The administration is boasting that it worked “very closely with the Israelis in developing this initiative,” but at this point, that means nothing. As far back as October, the administration claimed it had gotten a “commitment” from Netanyahu to deliver more aid to Gaza, one it would proudly and periodically reiterate in the months ahead — only for Israeli forces to then hold the aid up and even open fire on aid trucks whose movement had been coordinated with them. Sure enough, Israeli officials are already qualifying that they’ll only let the aid go through “after proper security checks,” opening the door to the Netanyahu government once again blocking this latest effort by Biden.
Meanwhile, US officials themselves have admitted throughout this war that the point of these relatively meager humanitarian efforts is mere public relations to quiet growing outrage at Israel’s actions so the war can go on.
Just this week, Vice President Kamala Harris told a visiting Israeli minister behind closed doors that the White House wanted to keep backing Israel — which has made very clear it plans to eventually invade Rafah, cease-fire or no cease-fire — and that cooperating with US aid efforts was a way for Israel “to help us help you” do that.
In sum, this policy should please no one. If you’re a left-leaning voter concerned about human rights and Palestinian suffering, then this will do little to nothing to fix the urgent and rapidly worsening humanitarian crisis Israel is deliberately causing in Gaza. If you’re an America-first conservative worried about fiscal responsibility and US prestige, this policy loads yet more costs on the US taxpayer at Israel’s behest, while continuing to make the United States look weak, pushed around and humiliated by its own client state.
A Worrisome Future
The president and his team are undoubtedly thrilled with the speech. Aside from pandering to the far right, Biden made no major embarrassing trip up, was far more energized than his average public appearance, and included just enough populist notes to strike a nerve with the public. CNN’s polling shows that a majority of viewers (65 percent) had a positive response to the address.

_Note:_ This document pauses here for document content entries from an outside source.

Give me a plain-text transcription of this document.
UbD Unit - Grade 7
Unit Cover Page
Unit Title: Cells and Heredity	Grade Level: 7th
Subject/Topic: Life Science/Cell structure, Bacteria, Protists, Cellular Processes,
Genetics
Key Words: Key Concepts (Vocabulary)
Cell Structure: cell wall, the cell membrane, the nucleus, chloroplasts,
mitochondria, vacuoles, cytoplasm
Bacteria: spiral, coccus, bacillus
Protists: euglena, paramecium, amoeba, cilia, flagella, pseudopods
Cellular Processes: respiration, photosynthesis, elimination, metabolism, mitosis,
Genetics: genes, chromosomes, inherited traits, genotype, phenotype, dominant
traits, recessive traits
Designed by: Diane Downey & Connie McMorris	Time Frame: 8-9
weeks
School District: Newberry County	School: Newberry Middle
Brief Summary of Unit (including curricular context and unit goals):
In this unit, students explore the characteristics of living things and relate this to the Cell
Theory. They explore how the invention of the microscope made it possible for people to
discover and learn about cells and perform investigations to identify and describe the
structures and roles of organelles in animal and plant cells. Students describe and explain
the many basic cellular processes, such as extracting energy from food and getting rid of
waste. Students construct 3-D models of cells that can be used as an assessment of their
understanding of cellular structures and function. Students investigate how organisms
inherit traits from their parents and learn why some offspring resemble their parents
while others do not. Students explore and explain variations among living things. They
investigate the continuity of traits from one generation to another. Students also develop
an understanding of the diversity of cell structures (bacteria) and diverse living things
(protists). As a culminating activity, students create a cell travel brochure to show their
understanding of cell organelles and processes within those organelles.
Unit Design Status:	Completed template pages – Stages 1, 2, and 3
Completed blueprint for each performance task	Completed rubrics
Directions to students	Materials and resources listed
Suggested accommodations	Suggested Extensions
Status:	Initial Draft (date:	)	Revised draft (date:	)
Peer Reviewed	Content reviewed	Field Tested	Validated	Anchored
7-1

But this figure looks less encouraging the deeper you delve into the numbers. That same polling also shows this proportion is the lowest such share out of all of Biden’s State of the Union addresses so far, and in fact is the lowest positive reaction of any State of the Union speech given by a president — including Trump and a lame-duck George W. Bush — going back to at least 1998.

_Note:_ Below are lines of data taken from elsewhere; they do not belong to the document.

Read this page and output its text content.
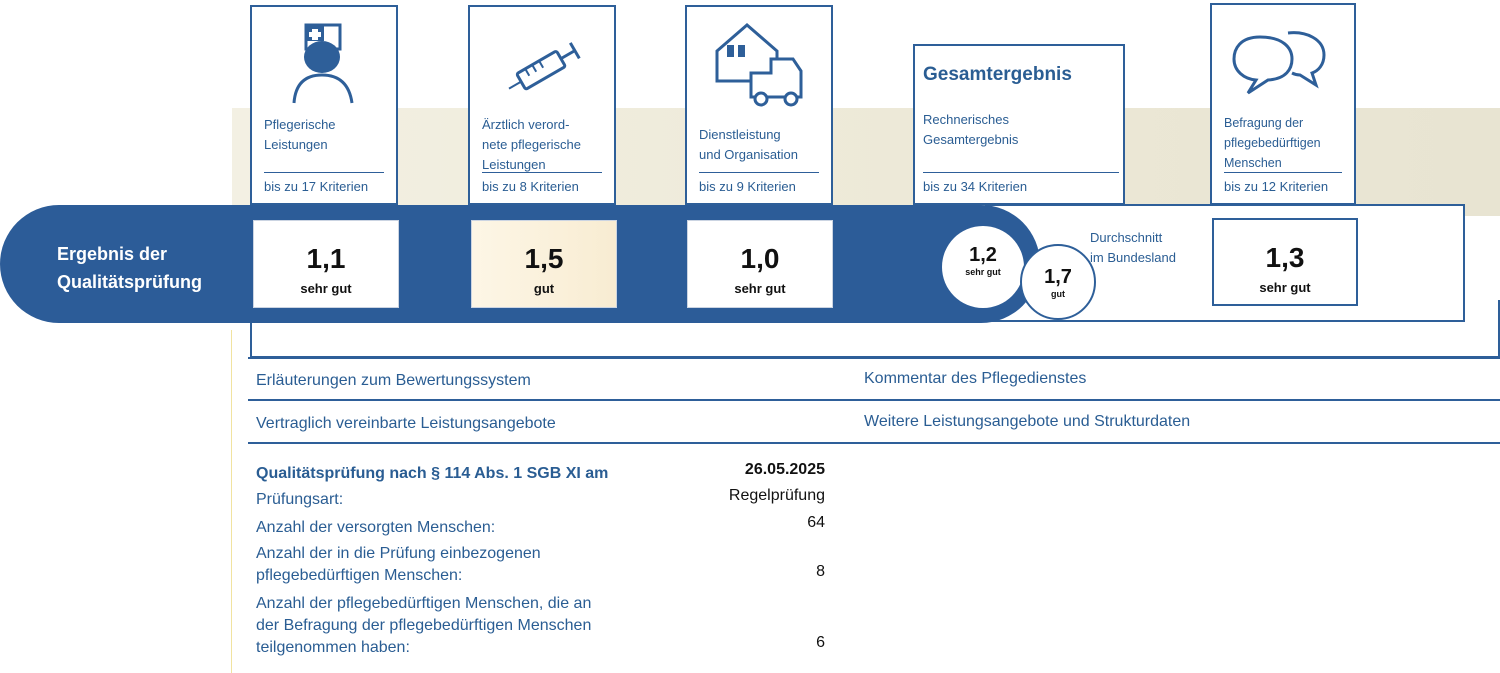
Pflegerische
Leistungen
bis zu 17 Kriterien
Ärztlich verord-
nete pflegerische
Leistungen
bis zu 8 Kriterien
Dienstleistung
und Organisation
bis zu 9 Kriterien
Gesamtergebnis
Rechnerisches
Gesamtergebnis
bis zu 34 Kriterien
Befragung der
pflegebedürftigen
Menschen
bis zu 12 Kriterien
Ergebnis der
Qualitätsprüfung
1,1
sehr gut
1,5
gut
1,0
sehr gut
1,2
sehr gut	1,7
gut
Durchschnitt
im Bundesland	1,3
sehr gut
Erläuterungen zum Bewertungssystem	Kommentar des Pflegedienstes
Vertraglich vereinbarte Leistungsangebote	Weitere Leistungsangebote und Strukturdaten
Qualitätsprüfung nach § 114 Abs. 1 SGB XI am	26.05.2025
Prüfungsart:	Regelprüfung
Anzahl der versorgten Menschen:	64
Anzahl der in die Prüfung einbezogenen
pflegebedürftigen Menschen:	8
Anzahl der pflegebedürftigen Menschen, die an
der Befragung der pflegebedürftigen Menschen
teilgenommen haben:	6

More worrying for anyone concerned with preventing a Trump win in November is what the content of the speech signals: that the president is sticking to the course he’s charted thus far that has made him the most unpopular president in modern history, dismissing voters’ concerns about the economy, while rebuffing a vocal (and pivotal) segment of his base’s increasingly vocal opposition to his support for Israel’s genocide.
The president may have had a good night. But it could well be leading to a very bad one eight months from now.